Curevac-Gründer übt massive Kritik an Biontech – Vorwürfe der Irreführung

Ingmar Hoerr, Mitbegründer von Curevac, bezichtigt Biontech der Täuschung im Übernahmeprozess.

heute 11:23 Uhr | 3 mal gelesen

Curevac-Gründer Ingmar Hoerr hat in einem Interview mit dem 'Spiegel' erhebliche Kritik an Biontech geäußert. Nach seiner Ansicht wurden die Curevac-Aktionäre beim Verkauf bewusst in die Irre geführt. Hoerr meint, hätte man den Investoren klargemacht, dass Biontech die einfache Schließung von Standorten und das Ausnutzen günstiger Patente beabsichtigte, hätte wohl kein rational handelnder Mensch dem Deal zugestimmt. Für ihn fühlt sich das rückblickend wie ein klassisches 'Dummverkaufen' an.
Die geplanten Werkschließungen in Marburg, Idar-Oberstein und sogar in Tübingen, dem Heimatstandort von Curevac, sorgen bei Hoerr für Unverständnis. In seinen Augen steht hier nicht nur die betriebswirtschaftliche Logik, sondern ein ganzer Erfahrungsschatz von zwei Jahrzehnten auf dem Spiel – Wissen, so Hoerr, das sich nicht einfach ersetzen lässt.
Ungewöhnlich findet er zudem, dass parallel zu massiven Einsparungen auch ein auffällig großes Aktienrückkaufprogramm läuft. Die gleichzeitigen Aussagen über Sparzwang und das gezielte Stützen des Börsenwerts durch Aktienrückkäufe empfindet er als widersprüchlich und fast schon provokant.
Hoerr unterstellt, Biontech habe sich Curevac insbesondere zur Patentbereinigung einverleibt und sieht im Kontext der teils astronomischen Corona-Erlöse von einem milliardenschweren Poker. Außerdem äußerte er sich überrascht darüber, dass die Biontech-Gründer Sahin und Türeci keinen Medizin-Nobelpreis bekamen, da ihrer Arbeit die klare, neuartige Kernleistung fehle, die der Nobelpreis eigentlich würdigt.
Ein Ausblick von Hoerr geht noch weiter: Bleiben größere Erfolge aus, könnte Biontech seiner Prognose nach sogar selbst bald Ziel einer Übernahme werden.
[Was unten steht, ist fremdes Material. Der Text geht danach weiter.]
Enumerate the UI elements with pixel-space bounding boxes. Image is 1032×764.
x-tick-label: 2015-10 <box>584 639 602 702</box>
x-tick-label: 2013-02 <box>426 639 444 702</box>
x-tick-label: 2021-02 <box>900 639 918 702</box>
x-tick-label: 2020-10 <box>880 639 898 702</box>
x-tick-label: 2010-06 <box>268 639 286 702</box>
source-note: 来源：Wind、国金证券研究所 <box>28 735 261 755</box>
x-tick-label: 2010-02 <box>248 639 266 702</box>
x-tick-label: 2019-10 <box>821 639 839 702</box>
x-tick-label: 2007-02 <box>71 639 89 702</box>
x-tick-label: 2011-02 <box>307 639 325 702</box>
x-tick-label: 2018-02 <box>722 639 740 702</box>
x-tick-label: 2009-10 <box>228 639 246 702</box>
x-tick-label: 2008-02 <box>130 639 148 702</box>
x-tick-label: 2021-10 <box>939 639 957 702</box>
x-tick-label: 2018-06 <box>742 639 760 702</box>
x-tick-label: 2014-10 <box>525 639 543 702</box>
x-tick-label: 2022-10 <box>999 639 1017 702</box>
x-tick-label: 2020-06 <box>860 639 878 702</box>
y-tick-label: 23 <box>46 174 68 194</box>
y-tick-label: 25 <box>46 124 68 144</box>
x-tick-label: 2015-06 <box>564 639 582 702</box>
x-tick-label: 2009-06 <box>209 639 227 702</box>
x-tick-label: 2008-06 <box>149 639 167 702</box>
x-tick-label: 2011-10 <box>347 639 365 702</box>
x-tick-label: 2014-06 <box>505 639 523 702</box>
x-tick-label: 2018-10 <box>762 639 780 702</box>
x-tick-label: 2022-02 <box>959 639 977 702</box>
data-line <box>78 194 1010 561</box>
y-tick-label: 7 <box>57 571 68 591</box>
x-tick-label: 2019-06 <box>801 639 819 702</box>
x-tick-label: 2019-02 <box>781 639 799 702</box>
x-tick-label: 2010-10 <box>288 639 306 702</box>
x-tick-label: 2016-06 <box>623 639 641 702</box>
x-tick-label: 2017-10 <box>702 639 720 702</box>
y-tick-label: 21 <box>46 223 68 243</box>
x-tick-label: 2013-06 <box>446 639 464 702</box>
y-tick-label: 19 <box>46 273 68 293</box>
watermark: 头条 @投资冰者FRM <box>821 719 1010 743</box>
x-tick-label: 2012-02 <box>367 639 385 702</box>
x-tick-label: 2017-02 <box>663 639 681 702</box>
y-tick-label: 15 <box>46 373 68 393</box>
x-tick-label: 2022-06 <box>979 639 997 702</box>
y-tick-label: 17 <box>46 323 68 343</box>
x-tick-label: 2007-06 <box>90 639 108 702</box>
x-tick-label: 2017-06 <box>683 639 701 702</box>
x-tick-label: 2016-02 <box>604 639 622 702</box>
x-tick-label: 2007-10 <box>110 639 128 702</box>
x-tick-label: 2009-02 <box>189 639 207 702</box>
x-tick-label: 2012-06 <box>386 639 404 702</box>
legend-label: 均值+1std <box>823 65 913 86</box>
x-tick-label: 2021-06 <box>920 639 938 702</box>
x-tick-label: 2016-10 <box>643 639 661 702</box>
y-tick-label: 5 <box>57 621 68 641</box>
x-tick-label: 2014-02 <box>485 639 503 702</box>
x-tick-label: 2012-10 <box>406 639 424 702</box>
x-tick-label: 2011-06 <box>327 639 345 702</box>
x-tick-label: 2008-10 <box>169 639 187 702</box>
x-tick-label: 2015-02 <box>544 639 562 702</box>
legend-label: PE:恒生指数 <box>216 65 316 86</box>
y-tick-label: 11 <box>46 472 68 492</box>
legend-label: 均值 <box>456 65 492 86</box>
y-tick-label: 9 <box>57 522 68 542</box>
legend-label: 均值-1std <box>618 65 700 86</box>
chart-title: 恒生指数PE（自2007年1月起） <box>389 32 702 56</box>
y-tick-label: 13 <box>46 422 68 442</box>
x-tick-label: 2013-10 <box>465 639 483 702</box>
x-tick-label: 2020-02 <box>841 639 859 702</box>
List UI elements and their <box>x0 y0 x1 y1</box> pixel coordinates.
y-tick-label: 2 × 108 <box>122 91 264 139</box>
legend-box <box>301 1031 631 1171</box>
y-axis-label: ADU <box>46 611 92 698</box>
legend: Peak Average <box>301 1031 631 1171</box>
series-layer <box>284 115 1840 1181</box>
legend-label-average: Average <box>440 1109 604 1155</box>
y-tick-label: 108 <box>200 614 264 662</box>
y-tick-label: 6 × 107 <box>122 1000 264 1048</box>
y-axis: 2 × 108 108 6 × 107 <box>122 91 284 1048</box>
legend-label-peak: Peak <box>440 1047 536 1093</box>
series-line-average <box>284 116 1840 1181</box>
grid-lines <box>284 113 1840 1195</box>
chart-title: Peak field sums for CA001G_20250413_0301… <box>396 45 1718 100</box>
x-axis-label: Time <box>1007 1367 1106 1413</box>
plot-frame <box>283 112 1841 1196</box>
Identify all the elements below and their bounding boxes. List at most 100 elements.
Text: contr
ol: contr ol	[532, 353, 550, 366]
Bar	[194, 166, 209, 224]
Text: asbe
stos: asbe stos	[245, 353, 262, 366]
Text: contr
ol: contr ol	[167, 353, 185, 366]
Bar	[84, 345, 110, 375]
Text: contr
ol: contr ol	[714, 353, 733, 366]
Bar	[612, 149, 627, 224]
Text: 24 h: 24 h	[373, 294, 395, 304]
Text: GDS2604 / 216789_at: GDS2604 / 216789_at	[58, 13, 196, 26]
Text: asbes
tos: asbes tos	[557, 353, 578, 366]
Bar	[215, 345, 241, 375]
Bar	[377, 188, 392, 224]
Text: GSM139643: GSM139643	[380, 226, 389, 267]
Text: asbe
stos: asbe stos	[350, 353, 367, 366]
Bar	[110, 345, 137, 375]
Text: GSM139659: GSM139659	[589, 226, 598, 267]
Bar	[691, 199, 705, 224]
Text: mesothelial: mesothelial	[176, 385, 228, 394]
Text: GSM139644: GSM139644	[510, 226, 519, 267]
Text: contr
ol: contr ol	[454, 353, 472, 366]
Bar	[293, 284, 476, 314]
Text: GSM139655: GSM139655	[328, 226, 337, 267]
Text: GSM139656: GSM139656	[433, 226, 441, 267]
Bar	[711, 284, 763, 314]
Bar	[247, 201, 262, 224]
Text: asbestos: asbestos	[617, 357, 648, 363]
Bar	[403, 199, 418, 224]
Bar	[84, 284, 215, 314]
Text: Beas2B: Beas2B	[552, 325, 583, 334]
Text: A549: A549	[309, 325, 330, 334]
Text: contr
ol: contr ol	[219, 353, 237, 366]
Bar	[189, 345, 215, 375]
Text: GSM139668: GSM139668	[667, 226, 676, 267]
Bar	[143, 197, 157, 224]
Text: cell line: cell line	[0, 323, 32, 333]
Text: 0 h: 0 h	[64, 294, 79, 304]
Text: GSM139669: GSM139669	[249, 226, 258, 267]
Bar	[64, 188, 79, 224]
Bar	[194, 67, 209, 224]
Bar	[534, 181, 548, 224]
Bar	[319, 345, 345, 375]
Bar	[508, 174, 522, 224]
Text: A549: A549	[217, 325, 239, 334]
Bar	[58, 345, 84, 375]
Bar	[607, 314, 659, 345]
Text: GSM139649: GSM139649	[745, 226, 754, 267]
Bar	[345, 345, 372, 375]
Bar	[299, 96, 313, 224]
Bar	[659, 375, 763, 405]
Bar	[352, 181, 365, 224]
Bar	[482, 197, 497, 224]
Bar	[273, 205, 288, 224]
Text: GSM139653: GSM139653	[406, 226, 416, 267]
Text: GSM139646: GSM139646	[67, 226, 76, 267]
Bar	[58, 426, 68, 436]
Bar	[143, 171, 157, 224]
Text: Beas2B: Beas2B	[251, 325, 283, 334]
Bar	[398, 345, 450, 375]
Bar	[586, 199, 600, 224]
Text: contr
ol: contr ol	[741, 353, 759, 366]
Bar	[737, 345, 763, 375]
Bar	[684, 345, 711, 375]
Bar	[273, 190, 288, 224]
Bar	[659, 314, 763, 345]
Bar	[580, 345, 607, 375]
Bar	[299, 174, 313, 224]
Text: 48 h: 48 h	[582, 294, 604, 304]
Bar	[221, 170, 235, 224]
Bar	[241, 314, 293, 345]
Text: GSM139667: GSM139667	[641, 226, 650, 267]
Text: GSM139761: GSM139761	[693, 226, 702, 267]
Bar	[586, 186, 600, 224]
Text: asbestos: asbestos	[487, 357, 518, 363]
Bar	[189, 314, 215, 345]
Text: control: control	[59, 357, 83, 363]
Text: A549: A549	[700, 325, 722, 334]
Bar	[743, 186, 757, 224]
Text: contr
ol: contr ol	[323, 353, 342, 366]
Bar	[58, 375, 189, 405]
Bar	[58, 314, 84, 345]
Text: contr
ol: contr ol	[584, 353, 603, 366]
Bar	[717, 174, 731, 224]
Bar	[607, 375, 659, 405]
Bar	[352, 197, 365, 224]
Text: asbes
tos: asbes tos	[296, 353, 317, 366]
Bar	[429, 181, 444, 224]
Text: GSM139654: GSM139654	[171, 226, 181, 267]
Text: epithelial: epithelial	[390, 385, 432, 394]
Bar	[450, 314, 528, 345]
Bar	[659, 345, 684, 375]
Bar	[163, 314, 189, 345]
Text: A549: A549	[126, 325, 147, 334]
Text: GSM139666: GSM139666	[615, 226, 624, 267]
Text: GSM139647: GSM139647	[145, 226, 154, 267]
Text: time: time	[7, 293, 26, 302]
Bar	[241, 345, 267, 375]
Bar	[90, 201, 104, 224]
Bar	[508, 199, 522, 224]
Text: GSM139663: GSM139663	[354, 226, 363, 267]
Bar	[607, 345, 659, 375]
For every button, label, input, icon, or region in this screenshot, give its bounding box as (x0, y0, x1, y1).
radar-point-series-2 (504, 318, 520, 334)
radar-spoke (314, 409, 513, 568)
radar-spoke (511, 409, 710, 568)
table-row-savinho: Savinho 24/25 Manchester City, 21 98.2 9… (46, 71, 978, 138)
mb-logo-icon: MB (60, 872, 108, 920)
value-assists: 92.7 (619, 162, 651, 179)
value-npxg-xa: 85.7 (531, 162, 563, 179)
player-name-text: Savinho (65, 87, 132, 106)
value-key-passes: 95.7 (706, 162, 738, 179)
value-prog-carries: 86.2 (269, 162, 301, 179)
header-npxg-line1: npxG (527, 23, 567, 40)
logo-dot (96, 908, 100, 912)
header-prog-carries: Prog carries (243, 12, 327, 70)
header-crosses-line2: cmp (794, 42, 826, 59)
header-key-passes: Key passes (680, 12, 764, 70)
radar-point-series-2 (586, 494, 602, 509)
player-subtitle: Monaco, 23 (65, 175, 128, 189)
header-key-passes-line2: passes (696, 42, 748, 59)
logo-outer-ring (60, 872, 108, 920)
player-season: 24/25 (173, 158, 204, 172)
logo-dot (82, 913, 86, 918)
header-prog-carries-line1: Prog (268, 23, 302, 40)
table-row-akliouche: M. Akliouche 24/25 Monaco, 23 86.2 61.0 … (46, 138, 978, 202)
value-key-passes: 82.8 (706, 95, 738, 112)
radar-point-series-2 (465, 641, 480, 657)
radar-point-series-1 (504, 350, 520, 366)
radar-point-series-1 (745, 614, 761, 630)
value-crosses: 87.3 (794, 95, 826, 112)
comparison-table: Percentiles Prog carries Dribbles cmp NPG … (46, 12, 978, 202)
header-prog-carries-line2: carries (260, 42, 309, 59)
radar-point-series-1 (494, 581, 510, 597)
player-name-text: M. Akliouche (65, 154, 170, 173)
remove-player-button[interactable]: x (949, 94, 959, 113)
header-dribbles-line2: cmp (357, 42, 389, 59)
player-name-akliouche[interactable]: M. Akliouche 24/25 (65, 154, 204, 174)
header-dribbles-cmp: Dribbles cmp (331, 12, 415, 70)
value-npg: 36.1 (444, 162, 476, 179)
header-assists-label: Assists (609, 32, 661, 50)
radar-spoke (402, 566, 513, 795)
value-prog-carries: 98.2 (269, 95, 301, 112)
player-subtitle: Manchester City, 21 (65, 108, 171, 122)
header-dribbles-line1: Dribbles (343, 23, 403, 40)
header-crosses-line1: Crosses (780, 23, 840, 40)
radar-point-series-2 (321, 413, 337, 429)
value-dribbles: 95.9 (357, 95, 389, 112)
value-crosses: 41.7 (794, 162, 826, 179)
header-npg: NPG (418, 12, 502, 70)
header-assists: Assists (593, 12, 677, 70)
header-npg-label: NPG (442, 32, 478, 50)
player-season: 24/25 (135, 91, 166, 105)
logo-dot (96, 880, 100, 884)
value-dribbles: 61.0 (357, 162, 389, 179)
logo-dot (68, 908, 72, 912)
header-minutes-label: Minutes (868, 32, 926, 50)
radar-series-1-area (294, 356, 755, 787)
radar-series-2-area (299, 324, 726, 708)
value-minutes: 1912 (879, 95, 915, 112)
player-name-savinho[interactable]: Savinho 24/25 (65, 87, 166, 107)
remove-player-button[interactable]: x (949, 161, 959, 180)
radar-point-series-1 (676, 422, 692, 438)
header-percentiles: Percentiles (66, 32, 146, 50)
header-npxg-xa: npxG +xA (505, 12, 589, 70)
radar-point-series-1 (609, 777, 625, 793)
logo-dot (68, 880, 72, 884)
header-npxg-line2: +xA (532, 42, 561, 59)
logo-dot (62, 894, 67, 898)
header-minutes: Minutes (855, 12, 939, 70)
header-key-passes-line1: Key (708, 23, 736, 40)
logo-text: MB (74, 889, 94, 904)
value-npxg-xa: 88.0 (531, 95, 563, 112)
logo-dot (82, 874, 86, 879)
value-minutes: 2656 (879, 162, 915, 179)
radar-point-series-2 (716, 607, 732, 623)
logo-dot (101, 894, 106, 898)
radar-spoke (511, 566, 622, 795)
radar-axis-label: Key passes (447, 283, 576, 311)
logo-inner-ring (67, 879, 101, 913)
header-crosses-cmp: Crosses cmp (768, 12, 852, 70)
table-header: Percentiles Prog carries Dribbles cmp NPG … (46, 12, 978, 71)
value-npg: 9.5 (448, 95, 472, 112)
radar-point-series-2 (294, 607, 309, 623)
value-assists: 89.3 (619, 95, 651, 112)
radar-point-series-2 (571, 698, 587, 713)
Hoerr hat Biontech scharf angegriffen und wirft dem Unternehmen vor, Aktionäre von Curevac im Zuge der Übernahme getäuscht zu haben, insbesondere bezüglich geplanter Schließungen und der Vorgehensweise beim Erwerb von Patenten. Die geplanten Restrukturierungen stoßen auf breite Kritik, da wertvolles Know-how und langjährige Forschungsarbeit bedroht seien. Zudem sorgt die gleichzeitige Ankündigung von Sparmaßnahmen und einem umfangreichen Aktienrückkauf für Irritationen – ein Signal, das in der aktuellen Wirtschafts- und Unternehmenslandschaft durchaus für Diskussionsstoff sorgt. Recherchen aktueller Berichte zeigen, dass die mRNA-Branche weiterhin von Unsicherheit und Konkurrenzdruck geprägt ist. Zum Beispiel berichtet die FAZ, wie der internationale Wettbewerb um Impfstoffpatente und -märkte aufflammt, wobei gerade kleinere Firmen ins Visier großer Player geraten (siehe Erweiterung unten). Die aktuellsten Artikel betonen außerdem, dass die Innovationskraft der Branche gefährdet ist, sollten traditionelle Standorte wie Tübingen geschlossen und Fachkräfte abwandern. Aspekte der staatlichen Forschungsförderung werden in den Zeitungen ebenso diskutiert wie die Frage, ob deutsche Biotech-Unternehmen ihren Wissensvorsprung auf Dauer halten können.